If you casually enjoy or even hate rap, it’s likely that you know who Missy Elliott is. As one of the greatest female rappers of her generation, she’s as much a style maker as a lyricists. Like Grace Jones or David Bowie, Elliott has anticipated trends by mashing them together into something new and by finding the right collaborators at the right time.
Elliots outward appearance might owe more to the Nona Hendrix or Patti LaBelle of LaBelle with the space queen look. Unlike Hendrix, Labelle or Grace Jones, Elliot has perpetuated her aesthetic by becoming a sought after producer in her own right.
Innovative style is usually not a term associated with modern rap lately, with its emphasis on low brow prison/street culture. Elliot in many ways represents the opposite of this trend.
Elliott made her impact with her ability to counter those trends and change the female rap soundscape that was once dominated by hard core nasty girls like Lil’ Kim and Foxy Brown. Her striking 1997 debut Supa Dupa Fly introduced elements of other musical styles into the mainstream rap vernacular, instantly setting her apart. She also made the bold indirect statement that skill and ability was more important than flashing big breasts and booties on screen.
By her third album, 2001’s Miss E…So Addictive, she had refined the sci-fi meets ghetto surrealist style she started and begun to bridge the best of popular black music with more Eurocentric dance styles. The track “Take Away”offers some insight on this new direction.
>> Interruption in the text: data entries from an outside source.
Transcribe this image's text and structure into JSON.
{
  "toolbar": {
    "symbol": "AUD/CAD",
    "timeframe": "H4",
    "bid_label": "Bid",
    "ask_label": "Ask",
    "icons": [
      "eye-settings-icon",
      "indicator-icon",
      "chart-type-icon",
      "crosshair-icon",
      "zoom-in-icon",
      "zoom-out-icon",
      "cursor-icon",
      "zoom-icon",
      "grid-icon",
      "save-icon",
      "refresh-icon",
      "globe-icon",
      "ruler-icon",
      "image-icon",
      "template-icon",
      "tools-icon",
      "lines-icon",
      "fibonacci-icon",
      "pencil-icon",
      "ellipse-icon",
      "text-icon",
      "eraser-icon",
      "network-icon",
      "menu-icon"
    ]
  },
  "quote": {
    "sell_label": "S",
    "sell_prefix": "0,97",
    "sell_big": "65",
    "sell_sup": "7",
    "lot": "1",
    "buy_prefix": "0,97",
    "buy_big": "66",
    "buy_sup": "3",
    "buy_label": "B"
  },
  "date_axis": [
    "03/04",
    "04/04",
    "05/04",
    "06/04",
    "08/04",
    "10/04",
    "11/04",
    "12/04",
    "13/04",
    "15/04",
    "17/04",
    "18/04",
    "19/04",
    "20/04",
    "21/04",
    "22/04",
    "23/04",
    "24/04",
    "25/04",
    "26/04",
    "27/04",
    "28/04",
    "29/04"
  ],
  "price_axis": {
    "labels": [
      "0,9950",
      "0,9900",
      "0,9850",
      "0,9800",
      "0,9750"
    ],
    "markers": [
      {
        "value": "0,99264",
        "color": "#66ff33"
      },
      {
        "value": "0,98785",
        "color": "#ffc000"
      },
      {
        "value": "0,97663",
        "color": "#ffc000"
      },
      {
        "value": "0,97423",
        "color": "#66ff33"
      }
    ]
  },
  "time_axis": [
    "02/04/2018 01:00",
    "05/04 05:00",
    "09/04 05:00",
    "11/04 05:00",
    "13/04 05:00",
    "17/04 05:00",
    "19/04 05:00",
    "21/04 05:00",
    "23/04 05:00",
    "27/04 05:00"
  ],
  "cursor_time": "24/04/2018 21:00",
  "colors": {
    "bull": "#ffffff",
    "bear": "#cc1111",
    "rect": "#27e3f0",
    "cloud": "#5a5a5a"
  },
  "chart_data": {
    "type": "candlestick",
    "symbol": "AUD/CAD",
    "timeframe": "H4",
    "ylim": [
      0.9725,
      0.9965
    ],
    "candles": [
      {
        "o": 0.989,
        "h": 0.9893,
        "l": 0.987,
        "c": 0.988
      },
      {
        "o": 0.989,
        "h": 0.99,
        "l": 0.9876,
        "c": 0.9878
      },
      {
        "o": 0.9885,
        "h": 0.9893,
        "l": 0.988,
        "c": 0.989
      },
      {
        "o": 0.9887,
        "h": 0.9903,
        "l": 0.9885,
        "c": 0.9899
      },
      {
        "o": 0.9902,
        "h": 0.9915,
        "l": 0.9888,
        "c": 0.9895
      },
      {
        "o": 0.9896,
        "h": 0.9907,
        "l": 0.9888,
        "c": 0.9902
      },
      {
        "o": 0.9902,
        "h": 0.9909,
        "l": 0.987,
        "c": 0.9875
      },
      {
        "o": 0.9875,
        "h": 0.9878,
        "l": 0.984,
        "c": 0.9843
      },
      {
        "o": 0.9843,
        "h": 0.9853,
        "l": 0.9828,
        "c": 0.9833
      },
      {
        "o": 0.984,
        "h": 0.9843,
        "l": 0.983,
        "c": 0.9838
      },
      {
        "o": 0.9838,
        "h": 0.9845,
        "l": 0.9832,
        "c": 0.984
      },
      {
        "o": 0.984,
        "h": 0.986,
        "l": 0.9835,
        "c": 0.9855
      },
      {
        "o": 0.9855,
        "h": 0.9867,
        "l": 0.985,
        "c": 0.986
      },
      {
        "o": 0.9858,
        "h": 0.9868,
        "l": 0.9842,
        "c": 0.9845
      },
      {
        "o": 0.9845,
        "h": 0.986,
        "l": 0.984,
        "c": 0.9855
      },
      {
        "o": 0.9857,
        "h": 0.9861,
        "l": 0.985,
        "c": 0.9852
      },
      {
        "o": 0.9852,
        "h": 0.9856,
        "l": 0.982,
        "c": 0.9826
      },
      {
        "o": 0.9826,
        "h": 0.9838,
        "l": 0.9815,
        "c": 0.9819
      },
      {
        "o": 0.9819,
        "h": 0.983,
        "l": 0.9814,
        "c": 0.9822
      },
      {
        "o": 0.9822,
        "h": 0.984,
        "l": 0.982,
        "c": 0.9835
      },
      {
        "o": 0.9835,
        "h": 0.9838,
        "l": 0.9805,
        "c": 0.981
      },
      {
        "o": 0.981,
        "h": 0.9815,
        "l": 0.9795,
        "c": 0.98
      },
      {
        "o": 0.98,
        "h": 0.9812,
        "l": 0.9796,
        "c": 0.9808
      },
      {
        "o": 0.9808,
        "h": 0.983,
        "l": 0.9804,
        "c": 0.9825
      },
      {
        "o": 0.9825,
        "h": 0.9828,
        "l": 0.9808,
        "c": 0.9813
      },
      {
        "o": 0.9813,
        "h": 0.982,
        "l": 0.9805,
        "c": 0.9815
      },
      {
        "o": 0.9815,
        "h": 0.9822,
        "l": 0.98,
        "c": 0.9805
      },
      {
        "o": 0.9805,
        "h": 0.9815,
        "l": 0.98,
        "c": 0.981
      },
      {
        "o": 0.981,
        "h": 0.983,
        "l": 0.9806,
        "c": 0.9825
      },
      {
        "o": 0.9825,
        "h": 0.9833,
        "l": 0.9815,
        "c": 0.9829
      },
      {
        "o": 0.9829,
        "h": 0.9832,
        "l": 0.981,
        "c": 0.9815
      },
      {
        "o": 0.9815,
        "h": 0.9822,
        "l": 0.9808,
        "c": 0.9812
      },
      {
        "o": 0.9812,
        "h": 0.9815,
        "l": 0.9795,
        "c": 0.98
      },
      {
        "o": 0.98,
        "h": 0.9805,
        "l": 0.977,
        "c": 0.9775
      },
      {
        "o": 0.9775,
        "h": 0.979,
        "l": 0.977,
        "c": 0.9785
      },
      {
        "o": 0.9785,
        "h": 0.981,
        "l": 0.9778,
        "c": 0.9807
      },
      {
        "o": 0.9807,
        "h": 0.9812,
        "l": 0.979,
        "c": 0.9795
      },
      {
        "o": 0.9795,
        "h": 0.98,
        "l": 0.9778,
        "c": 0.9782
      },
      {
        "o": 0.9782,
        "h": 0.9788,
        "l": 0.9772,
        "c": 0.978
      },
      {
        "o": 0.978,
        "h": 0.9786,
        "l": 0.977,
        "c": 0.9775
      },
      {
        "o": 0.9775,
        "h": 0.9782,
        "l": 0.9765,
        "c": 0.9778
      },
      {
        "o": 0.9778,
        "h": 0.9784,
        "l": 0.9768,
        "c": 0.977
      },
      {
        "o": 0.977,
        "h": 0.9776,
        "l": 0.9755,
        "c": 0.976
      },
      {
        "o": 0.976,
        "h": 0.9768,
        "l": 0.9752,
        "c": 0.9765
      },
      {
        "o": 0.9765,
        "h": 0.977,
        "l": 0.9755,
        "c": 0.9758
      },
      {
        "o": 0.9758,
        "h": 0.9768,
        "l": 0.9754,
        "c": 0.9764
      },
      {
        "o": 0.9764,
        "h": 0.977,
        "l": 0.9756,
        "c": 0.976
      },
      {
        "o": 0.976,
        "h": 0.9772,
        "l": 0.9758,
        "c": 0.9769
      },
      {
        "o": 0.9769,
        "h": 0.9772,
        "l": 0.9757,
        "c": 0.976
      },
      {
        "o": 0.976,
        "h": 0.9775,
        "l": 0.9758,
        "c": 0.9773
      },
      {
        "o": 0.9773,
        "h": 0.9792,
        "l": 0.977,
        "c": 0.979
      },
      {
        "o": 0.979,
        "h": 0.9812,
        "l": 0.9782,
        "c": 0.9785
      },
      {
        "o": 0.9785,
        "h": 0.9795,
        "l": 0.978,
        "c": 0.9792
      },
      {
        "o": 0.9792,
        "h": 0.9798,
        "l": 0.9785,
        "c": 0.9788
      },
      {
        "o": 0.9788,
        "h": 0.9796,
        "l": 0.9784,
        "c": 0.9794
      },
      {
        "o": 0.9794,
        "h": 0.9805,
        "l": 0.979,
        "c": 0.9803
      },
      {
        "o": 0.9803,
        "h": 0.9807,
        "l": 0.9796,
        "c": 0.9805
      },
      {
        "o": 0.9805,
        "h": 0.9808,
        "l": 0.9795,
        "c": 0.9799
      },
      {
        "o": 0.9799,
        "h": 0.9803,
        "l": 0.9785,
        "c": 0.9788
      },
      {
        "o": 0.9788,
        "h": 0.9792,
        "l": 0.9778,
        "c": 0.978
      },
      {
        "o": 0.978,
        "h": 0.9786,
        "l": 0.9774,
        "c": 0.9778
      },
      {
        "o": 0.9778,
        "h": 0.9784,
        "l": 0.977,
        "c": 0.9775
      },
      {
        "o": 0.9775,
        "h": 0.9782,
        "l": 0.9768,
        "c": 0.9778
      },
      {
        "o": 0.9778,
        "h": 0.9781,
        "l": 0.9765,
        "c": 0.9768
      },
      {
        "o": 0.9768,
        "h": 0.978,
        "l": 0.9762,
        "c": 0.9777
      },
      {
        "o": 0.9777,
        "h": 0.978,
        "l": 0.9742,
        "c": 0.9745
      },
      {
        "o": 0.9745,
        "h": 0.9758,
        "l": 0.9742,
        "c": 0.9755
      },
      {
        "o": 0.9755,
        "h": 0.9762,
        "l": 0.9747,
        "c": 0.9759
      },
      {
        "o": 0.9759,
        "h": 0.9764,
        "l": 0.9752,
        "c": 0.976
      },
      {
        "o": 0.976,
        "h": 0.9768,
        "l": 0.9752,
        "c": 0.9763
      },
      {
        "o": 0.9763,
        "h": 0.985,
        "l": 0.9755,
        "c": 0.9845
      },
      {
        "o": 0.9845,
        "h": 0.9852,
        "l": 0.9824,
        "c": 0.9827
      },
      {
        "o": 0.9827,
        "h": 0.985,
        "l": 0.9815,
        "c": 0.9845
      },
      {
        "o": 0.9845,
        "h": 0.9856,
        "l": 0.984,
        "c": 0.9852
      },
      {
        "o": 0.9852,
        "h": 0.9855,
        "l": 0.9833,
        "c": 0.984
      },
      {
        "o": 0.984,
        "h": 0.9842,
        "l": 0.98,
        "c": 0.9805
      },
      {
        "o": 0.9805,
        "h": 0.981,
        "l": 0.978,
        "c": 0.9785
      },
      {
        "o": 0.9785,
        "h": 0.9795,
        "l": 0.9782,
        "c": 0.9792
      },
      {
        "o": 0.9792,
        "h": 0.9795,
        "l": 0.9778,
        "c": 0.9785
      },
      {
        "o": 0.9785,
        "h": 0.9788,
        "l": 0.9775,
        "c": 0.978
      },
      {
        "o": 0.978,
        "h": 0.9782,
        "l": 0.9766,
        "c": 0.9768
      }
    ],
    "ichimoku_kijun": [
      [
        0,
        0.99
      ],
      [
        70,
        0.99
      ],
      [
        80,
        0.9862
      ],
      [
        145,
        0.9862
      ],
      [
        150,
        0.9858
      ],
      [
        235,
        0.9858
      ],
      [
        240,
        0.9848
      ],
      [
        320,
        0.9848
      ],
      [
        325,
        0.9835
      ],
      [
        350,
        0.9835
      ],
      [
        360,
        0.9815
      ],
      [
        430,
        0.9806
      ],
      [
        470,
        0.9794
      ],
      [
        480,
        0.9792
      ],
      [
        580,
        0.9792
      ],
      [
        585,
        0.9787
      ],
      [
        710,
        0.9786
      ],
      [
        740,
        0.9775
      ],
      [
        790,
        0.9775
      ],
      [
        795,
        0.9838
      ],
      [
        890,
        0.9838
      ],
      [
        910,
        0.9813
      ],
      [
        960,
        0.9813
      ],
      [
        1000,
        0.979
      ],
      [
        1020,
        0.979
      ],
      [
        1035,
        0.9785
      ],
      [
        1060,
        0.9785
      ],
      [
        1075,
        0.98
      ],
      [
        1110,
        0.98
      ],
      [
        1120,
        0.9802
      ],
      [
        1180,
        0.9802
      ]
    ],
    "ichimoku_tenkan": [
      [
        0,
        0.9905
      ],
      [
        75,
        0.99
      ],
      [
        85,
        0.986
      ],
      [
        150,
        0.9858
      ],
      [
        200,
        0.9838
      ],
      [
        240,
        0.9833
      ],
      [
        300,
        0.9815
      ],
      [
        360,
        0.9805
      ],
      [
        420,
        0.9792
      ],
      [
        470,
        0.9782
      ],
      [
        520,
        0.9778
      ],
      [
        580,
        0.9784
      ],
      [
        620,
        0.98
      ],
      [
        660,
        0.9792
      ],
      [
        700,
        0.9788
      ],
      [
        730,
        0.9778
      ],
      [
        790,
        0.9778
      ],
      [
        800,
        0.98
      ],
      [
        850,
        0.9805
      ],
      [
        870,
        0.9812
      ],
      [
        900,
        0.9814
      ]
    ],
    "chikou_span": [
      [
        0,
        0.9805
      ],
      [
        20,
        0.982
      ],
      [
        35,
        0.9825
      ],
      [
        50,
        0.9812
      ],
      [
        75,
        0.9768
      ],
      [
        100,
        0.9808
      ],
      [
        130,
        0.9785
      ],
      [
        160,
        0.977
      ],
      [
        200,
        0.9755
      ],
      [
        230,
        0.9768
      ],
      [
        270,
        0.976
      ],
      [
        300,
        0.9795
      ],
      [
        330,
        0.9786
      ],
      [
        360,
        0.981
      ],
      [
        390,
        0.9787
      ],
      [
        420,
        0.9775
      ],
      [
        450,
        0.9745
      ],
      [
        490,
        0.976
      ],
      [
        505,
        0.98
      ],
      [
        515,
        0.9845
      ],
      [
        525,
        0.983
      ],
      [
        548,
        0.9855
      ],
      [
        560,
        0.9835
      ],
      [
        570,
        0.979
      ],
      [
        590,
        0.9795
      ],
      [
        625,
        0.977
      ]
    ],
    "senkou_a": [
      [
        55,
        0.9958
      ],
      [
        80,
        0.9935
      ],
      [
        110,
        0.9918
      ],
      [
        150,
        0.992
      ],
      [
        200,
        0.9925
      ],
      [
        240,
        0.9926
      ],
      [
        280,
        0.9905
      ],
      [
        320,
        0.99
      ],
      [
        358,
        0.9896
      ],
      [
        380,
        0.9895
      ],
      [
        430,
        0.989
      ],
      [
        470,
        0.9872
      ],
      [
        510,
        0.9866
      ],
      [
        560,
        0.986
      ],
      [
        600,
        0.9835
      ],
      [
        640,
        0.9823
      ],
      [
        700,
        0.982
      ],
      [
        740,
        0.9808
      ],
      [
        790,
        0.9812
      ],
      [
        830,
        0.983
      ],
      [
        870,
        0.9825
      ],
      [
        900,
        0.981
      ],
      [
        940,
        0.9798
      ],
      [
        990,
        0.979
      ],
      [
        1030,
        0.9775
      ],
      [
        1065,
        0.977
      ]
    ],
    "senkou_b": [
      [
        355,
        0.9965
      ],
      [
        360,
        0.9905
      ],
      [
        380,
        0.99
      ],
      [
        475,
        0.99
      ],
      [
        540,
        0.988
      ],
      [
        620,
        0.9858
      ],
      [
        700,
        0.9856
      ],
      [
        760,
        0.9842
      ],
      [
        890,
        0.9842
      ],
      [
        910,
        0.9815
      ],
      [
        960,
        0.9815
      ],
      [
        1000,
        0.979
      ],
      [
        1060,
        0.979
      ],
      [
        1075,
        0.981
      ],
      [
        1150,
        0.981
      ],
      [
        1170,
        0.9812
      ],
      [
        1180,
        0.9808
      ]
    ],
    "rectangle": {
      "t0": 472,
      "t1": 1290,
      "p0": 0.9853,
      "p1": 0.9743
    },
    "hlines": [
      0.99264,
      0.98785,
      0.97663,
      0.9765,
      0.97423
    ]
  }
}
In the process of doing so, Miss E…So Addictive was one of her most versatile and rewarding albums to date.
With something for everyone Miss E…So Addictive joins old school R&B, hard core hip-hop with smooth ballads all on the same album. It all manages to sound cohesive despite being the products of Timberland, Tim Mosley and sometimes Ginuine because Elliot was so versatile a performer.
As one of the few rappers who actually sang on her albums she covered everything from the smooth soulful backup on “X-Teasy” to the deconstructed flow of “Get Ur Freak On”. One of my favorite tracks “Take it Away” features Guiniwine in a slow Prince meets Japanese styled bed burner. It’s just one of many tracks that feature the strong mostly positive female persona Elliott embodies on Miss E…So Addictive.
Other songs were firmly rooted on old school R&B (“Old School Joint”), giving Miss E…So Addictive the feel of a R&B record. For all its mixing of dance, soul and pop styles, it was the raps highlighting Elliott’s role as a take no prisoners sex queen that make the album most intriguing and humorous. “Dog In heat’s” funky bass line harkens back to ‘70s era funk while Redman drops in to complement Elliot who sings as well as raps on this track. I often find Redman irritating (for no logical reason), but his presence on Miss E…So Addictive bolsters Elliott’s street cred and counters her delivery with his usual loud abrasive delivery.
By this time audiences had come to expect anything but the traditional in any Elliott production. It would only be just a matter of time before her brand of hip hop would spread to other acts thanks to production work. With so much going for her, it’s easy to see how haters became casual followers and others became devote fans.